Jun 23, 2010, 3:52 GMT
Wellington - The Bank of New Zealand (BNZ) said Wednesday that it had acquired worldwide patents for technology that stops criminals from skimming debit and credit card at automatic teller machines (ATMs).
Skimming captures magnetic strip information on cards by illegally modifying payment devices or through separate card readers. Fraudsters can also capture PIN data and create dummy or clone cards they then use to drain the victim's account or make illegal purchases.
The bank said it had invented and developed technology called Liquid Encryption Numbers or LEN, which had the advantage of not requiring customers to get new cards but just to visit a bank ATM.
'On standard bank and credit cards, the information stored on the magnetic strips is static and doesn't change,' LEN's inventor, the bank's fraud expert Michael Turner, said in a statement.

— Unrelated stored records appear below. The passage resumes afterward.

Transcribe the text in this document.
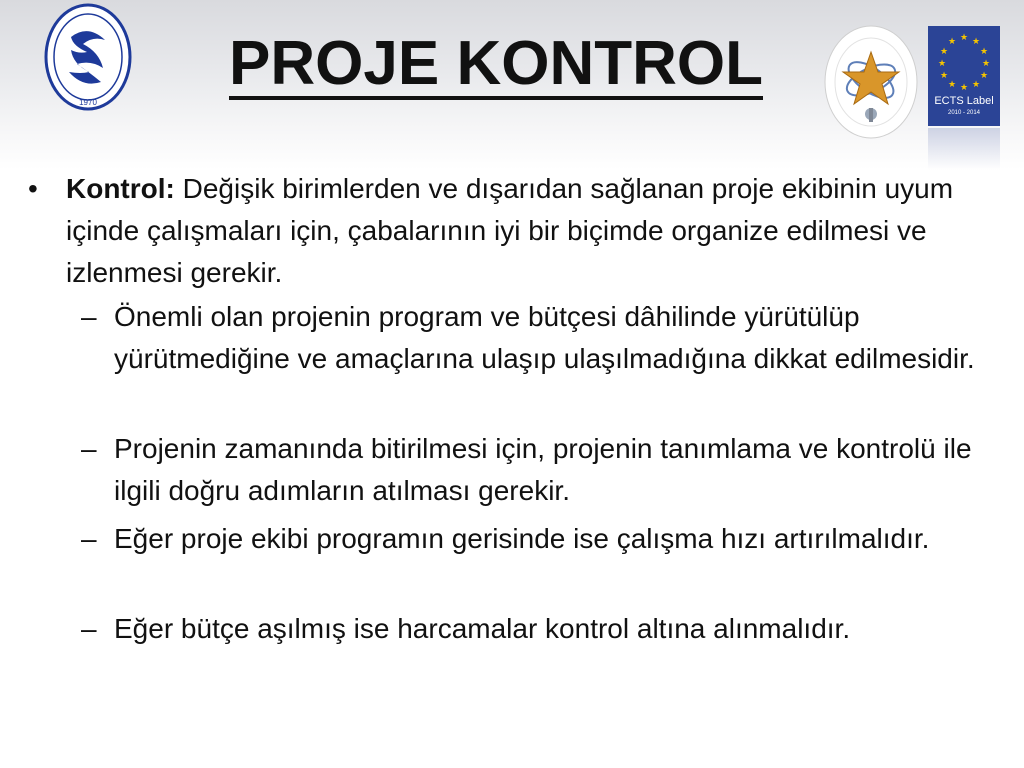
1970
PROJE KONTROL	★ ★
★
★
★
★
★
★
★
★
★
★
ECTS Label
2010 - 2014
• Kontrol: Değişik birimlerden ve dışarıdan sağlanan proje ekibinin uyum içinde çalışmaları için, çabalarının iyi bir biçimde organize edilmesi ve izlenmesi gerekir.
– Önemli olan projenin program ve bütçesi dâhilinde yürütülüp yürütmediğine ve amaçlarına ulaşıp ulaşılmadığına dikkat edilmesidir.
– Projenin zamanında bitirilmesi için, projenin tanımlama ve kontrolü ile ilgili doğru adımların atılması gerekir.
– Eğer proje ekibi programın gerisinde ise çalışma hızı artırılmalıdır.
– Eğer bütçe aşılmış ise harcamalar kontrol altına alınmalıdır.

'With LEN, we've made that information dynamic so that it changes every time a customer visits a BNZ ATM,' he said. 'This means if criminals copy the data on the cards, they won't be able to use it for fraud.'
Skimming was on the rise around the globe with 1-in-5 consumers being hit by debit- or credit-card fraud over the past five years, according to ACI Worldwide, a global provider of application software for electronic payments.
The bank's chief information officer, Peter Yarrington, said the most common form of card fraud had been halved since LEN was introduced to New Zealand customers over the past two years.